Additionally, there was no material provider in the country, so how do you compete with Unicore, BASF, and Cell Guard, who supply big battery makers. It was difficult to get them interested in the company, which has not started anything. And, at the same time operating in a geography where it has never happened before.

Last but not the least, scouting for talent for a business that is getting introduced in the country for the first time was quite difficult. The primary concerns were to create the technology and optimise the process to scale the talent. We have worked really hard just to have the fundamental skills to talk to advisors internationally to get that skill set and domain knowledge. We worked on these challenges over the last two years to be able to put together the line that has come alive today. 

Can you shed some light on the kind of investment done in the past, and what is the capex you are planning for the near term?
We have already invested an initial amount of Rs 100 crore in establishing the cell plant. Every gigawatt hour is a US$ 150 million investment. When you go to a scale that requires 10-25 GW of capacity, it will cost around Rs 700-800 crore per gigawatt. With a larger capacity, the per gigawatt cost of setting it up keeps going down.

So, to go further to the 50MW line to the gigawatt factory and then to a multi-gigawatt factory, it will require additional investments to be made, which will be in the range of Rs 2,000-Rs 2,300 crore in the coming years. We are here to create confidence by creating the technology needed for the Indian markets.

We already have the battery pack capacity, which stands at 250 MW/hr. Obviously, there is a disparity, and we cannot satisfy the battery pack demand from our own cell production. We will continue to import cells until we are able to scale cell manufacturing to a gigawatt per
hour capacity.

This is a journey that we have to cover in another two years. By 2025-2026 we will be self-sustainable in terms of our cell requirements. We are committed to deploying 1,000 vehicles on the road this year with India made lithium battery cells.

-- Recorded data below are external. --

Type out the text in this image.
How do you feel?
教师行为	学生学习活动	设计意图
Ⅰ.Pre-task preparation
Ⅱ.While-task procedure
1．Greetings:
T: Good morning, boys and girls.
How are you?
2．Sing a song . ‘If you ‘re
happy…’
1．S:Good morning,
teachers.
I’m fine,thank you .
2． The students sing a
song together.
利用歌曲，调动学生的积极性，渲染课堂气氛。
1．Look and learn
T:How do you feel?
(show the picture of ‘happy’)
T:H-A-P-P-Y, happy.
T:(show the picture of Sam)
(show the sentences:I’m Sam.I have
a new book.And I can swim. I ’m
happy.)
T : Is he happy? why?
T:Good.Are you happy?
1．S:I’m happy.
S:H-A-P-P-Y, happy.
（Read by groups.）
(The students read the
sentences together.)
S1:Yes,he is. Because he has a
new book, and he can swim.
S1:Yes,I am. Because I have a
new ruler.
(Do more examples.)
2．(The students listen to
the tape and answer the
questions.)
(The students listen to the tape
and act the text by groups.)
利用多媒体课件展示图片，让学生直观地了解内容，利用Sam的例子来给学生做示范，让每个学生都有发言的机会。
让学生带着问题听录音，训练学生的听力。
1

You have also announced a slew of partnerships recently. Can you explain the benefits of such partnerships?
We joined hands with deep-tech startup Chara for electric vehicle powertrains.

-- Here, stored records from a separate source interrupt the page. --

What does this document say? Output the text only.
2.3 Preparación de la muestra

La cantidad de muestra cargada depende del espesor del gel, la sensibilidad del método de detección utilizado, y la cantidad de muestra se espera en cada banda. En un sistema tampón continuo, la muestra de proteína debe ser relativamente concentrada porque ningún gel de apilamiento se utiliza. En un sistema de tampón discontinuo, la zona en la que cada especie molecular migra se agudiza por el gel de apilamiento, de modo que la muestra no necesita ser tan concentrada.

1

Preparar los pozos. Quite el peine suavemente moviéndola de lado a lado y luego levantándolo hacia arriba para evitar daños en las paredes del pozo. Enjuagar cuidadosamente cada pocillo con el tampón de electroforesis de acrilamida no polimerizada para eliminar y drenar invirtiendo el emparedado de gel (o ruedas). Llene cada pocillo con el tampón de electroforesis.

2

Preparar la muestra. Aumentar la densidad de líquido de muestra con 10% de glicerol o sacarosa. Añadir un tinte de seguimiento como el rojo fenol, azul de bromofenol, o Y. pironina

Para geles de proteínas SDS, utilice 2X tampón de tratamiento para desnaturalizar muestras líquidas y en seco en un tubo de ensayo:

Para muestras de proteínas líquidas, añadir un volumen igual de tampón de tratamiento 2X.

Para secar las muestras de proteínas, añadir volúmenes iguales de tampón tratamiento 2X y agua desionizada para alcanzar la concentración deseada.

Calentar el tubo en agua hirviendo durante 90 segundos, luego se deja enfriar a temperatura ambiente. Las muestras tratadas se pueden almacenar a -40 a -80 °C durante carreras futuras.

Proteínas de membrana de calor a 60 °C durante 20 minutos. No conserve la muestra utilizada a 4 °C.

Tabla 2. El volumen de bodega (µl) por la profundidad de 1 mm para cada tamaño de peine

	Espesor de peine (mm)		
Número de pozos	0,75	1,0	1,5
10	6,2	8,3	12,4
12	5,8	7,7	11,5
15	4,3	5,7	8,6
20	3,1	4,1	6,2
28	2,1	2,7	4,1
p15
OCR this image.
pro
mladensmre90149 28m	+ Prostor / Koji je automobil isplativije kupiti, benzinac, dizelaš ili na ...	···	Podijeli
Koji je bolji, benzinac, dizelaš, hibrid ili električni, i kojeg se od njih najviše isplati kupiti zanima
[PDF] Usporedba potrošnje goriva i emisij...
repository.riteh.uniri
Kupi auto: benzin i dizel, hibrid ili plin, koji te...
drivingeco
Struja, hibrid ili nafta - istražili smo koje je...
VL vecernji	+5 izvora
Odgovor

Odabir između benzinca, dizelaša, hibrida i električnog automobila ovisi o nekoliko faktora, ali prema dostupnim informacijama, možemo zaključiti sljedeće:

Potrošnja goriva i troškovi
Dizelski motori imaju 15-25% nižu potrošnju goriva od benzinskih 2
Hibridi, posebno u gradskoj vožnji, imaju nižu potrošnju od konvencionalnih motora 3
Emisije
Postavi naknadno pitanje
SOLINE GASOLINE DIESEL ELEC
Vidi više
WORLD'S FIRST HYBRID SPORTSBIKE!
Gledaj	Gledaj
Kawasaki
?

Bengaluru-based Chara manufactures cloud-controlled electric vehicle motors free of toxic rare-earth metals, thus cutting a massive dependency on imports to accelerate electric mobility in India. With them, our focus will be to localise the complete supply chain of electric vehicles.

Our other partner is C-DAC that has great capabilities in the power electronics side like switches, converters etc.
We are helping to take their technologies from the lab to the market.

With Bosch, we are working on blockchain-based architectures to upscale consumers' confidence in the electric vehicles network. The idea is to maximise utilisation of electric vehicles in areas like financing, driver behaviour, charging infrastructure, insurance, and warranties. We opine that unless all these hurdles are resolved, the demand for electric vehicles cannot be managed properly, and we will not be able to provide a positive customer experience and ensure their success.

Can you specify the areas where Log9 and Amara Raja are working together?
We are a partner in Amara Raja's gigafactory plan. They have committed Rs 9,500 crore for setting up the gigafactory in Telangana, and we are the technology partner for that. We have a very close-knit relationship with them in scaling up cell manufacturing in India.

We believe the demand is going to be phenomenal. By 2030 we will have more than 300 GW/hr of battery pack capacity requirements in the country. No company can do it alone in an ecosystem that is still nascent. We have to work with partners who have done battery manufacturing at scale previously.

On the commercial side we have recently bagged an order for supplying these battery packs for 10,000 units of Omega Seiki Mobility's e3Ws.